M. Pierre-Yves Collombat . - Pas pour les mêmes raisons !
M. René Vandierendonck . - Je n'ai pas d'objections sur la question de la durée. En revanche, je note que notre commission a, à bon droit et avec une très large majorité, estimé à plusieurs occasions qu'il convenait de renforcer les dispositions du droit commun en matière de lutte antiterroriste. Si ce droit commun est efficacement renforcé, la question du terme de l'état d'urgence se posera. Sinon, notre commission se trouvera en pleine contradiction.
Je voterai ce texte sans être dupe de l'artifice, et un peu gêné des compromis à accepter pour obtenir des résultats dans les délais impartis.
Mme Éliane Assassi . - Sans surprise, notre groupe ne votera pas ce texte. On nous dit que la menace terroriste est toujours élevée - c'est, malheureusement, une réalité - mais aussi que des arrestations ont été effectuées et des réseaux démantelés grâce à l'état d'urgence - ce que rien ne prouve. Trop d'état d'urgence banalise l'état d'urgence ; il convient d'aller plus loin qu'un simple examen de la prorogation. Nous aurons probablement à proroger encore l'état d'urgence à la rentrée, la menace n'ayant pas diminué. Le comité de suivi que nous avions mis en place, qui rencontrait régulièrement les représentants de l'administration place Beauvau et à Matignon, mériterait d'être réactivé.

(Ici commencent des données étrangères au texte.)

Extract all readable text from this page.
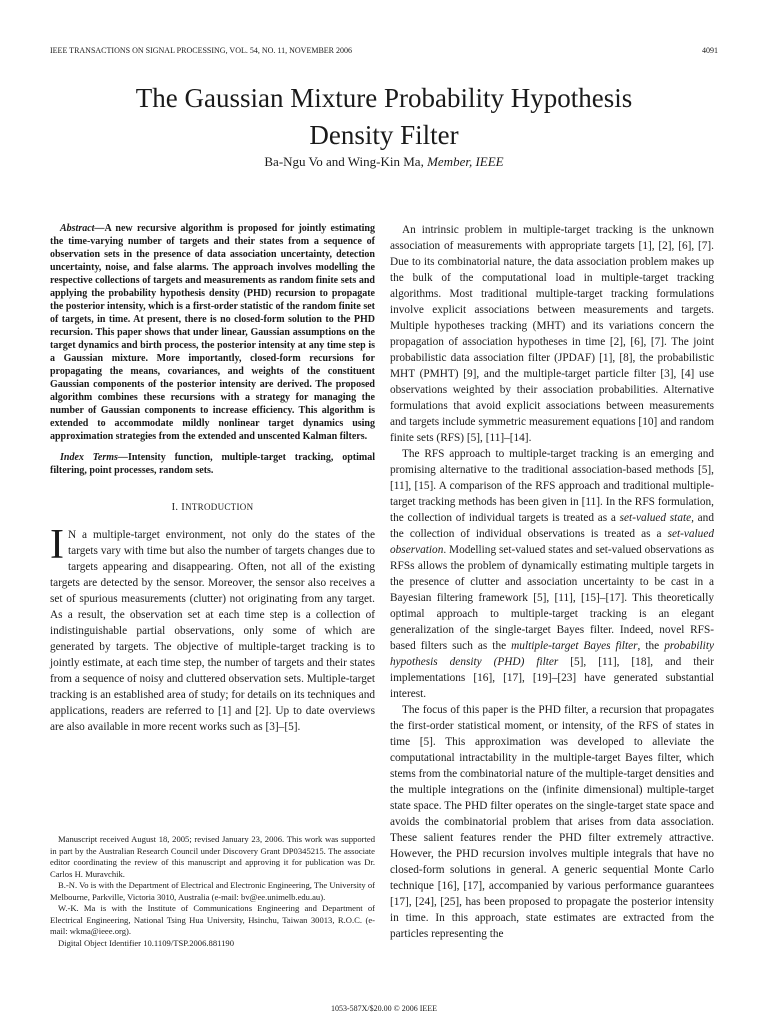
IEEE TRANSACTIONS ON SIGNAL PROCESSING, VOL. 54, NO. 11, NOVEMBER 2006	4091
The Gaussian Mixture Probability Hypothesis
Density Filter
Ba-Ngu Vo and Wing-Kin Ma, Member, IEEE

Abstract—A new recursive algorithm is proposed for jointly estimating the time-varying number of targets and their states from a sequence of observation sets in the presence of data association uncertainty, detection uncertainty, noise, and false alarms. The approach involves modelling the respective collections of targets and measurements as random finite sets and applying the probability hypothesis density (PHD) recursion to propagate the posterior intensity, which is a first-order statistic of the random finite set of targets, in time. At present, there is no closed-form solution to the PHD recursion. This paper shows that under linear, Gaussian assumptions on the target dynamics and birth process, the posterior intensity at any time step is a Gaussian mixture. More importantly, closed-form recursions for propagating the means, covariances, and weights of the constituent Gaussian components of the posterior intensity are derived. The proposed algorithm combines these recursions with a strategy for managing the number of Gaussian components to increase efficiency. This algorithm is extended to accommodate mildly nonlinear target dynamics using approximation strategies from the extended and unscented Kalman filters.

Index Terms—Intensity function, multiple-target tracking, optimal filtering, point processes, random sets.

I. INTRODUCTION

I N a multiple-target environment, not only do the states of the targets vary with time but also the number of targets changes due to targets appearing and disappearing. Often, not all of the existing targets are detected by the sensor. Moreover, the sensor also receives a set of spurious measurements (clutter) not originating from any target. As a result, the observation set at each time step is a collection of indistinguishable partial observations, only some of which are generated by targets. The objective of multiple-target tracking is to jointly estimate, at each time step, the number of targets and their states from a sequence of noisy and cluttered observation sets. Multiple-target tracking is an established area of study; for details on its techniques and applications, readers are referred to [1] and [2]. Up to date overviews are also available in more recent works such as [3]–[5].

Manuscript received August 18, 2005; revised January 23, 2006. This work was supported in part by the Australian Research Council under Discovery Grant DP0345215. The associate editor coordinating the review of this manuscript and approving it for publication was Dr. Carlos H. Muravchik.

B.-N. Vo is with the Department of Electrical and Electronic Engineering, The University of Melbourne, Parkville, Victoria 3010, Australia (e-mail: bv@ee.unimelb.edu.au).

W.-K. Ma is with the Institute of Communications Engineering and Department of Electrical Engineering, National Tsing Hua University, Hsinchu, Taiwan 30013, R.O.C. (e-mail: wkma@ieee.org).

Digital Object Identifier 10.1109/TSP.2006.881190

An intrinsic problem in multiple-target tracking is the unknown association of measurements with appropriate targets [1], [2], [6], [7]. Due to its combinatorial nature, the data association problem makes up the bulk of the computational load in multiple-target tracking algorithms. Most traditional multiple-target tracking formulations involve explicit associations between measurements and targets. Multiple hypotheses tracking (MHT) and its variations concern the propagation of association hypotheses in time [2], [6], [7]. The joint probabilistic data association filter (JPDAF) [1], [8], the probabilistic MHT (PMHT) [9], and the multiple-target particle filter [3], [4] use observations weighted by their association probabilities. Alternative formulations that avoid explicit associations between measurements and targets include symmetric measurement equations [10] and random finite sets (RFS) [5], [11]–[14].

The RFS approach to multiple-target tracking is an emerging and promising alternative to the traditional association-based methods [5], [11], [15]. A comparison of the RFS approach and traditional multiple-target tracking methods has been given in [11]. In the RFS formulation, the collection of individual targets is treated as a set-valued state, and the collection of individual observations is treated as a set-valued observation. Modelling set-valued states and set-valued observations as RFSs allows the problem of dynamically estimating multiple targets in the presence of clutter and association uncertainty to be cast in a Bayesian filtering framework [5], [11], [15]–[17]. This theoretically optimal approach to multiple-target tracking is an elegant generalization of the single-target Bayes filter. Indeed, novel RFS-based filters such as the multiple-target Bayes filter, the probability hypothesis density (PHD) filter [5], [11], [18], and their implementations [16], [17], [19]–[23] have generated substantial interest.

The focus of this paper is the PHD filter, a recursion that propagates the first-order statistical moment, or intensity, of the RFS of states in time [5]. This approximation was developed to alleviate the computational intractability in the multiple-target Bayes filter, which stems from the combinatorial nature of the multiple-target densities and the multiple integrations on the (infinite dimensional) multiple-target state space. The PHD filter operates on the single-target state space and avoids the combinatorial problem that arises from data association. These salient features render the PHD filter extremely attractive. However, the PHD recursion involves multiple integrals that have no closed-form solutions in general. A generic sequential Monte Carlo technique [16], [17], accompanied by various performance guarantees [17], [24], [25], has been proposed to propagate the posterior intensity in time. In this approach, state estimates are extracted from the particles representing the

1053-587X/$20.00 © 2006 IEEE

M. Alain Marc . - Rapporteur budgétaire de la mission « Sécurités », j'ai appris, lors de mes auditions, qu'aux termes de l'article 78-2-4 du code de procédure pénale, modifié par la loi du 3 juin 2016, les gendarmes et policiers ne pouvaient fouiller les véhicules que sur réquisition du procureur de la République délivrée 24 heures avant. Ils sont, de plus, contraints de préciser le lieu de la fouille : si elle se déroule à cent mètres des lieux visés par l'autorisation, la procédure entière peut être annulée. Cela n'est pas suffisant dans le cadre de l'état d'urgence, qui réclame une forte réactivité. Il convient d'introduire dans le droit commun la possibilité de pratiquer des fouilles de véhicules sans avoir à en référer préalablement à l'autorité judiciaire.
M. François Grosdidier . - Ce n'est pas l'état d'urgence qui se banalise, c'est le terrorisme. Nous vivons désormais sous une menace terroriste que nous avions crue limitée dans le temps, mais qui se prolonge. S'il est un parallèle pertinent avec la guerre d'Algérie, c'est que celle-ci n'a été reconnue comme une guerre que plusieurs décennies après. Elle était menée hors du cadre conventionnel qui régit normalement les guerres, et dans des conditions de dérogations exorbitantes au droit commun.
Nous sommes confrontés à une organisation barbare, sans existence juridique, qui pratique la guerre totale, utilisant les enfants - y compris les nôtres - comme armes en les recrutant sur la toile. Nous sommes désemparés. L'état d'urgence nous fournit des outils précieux que nous serons probablement amenés à utiliser durant plusieurs années.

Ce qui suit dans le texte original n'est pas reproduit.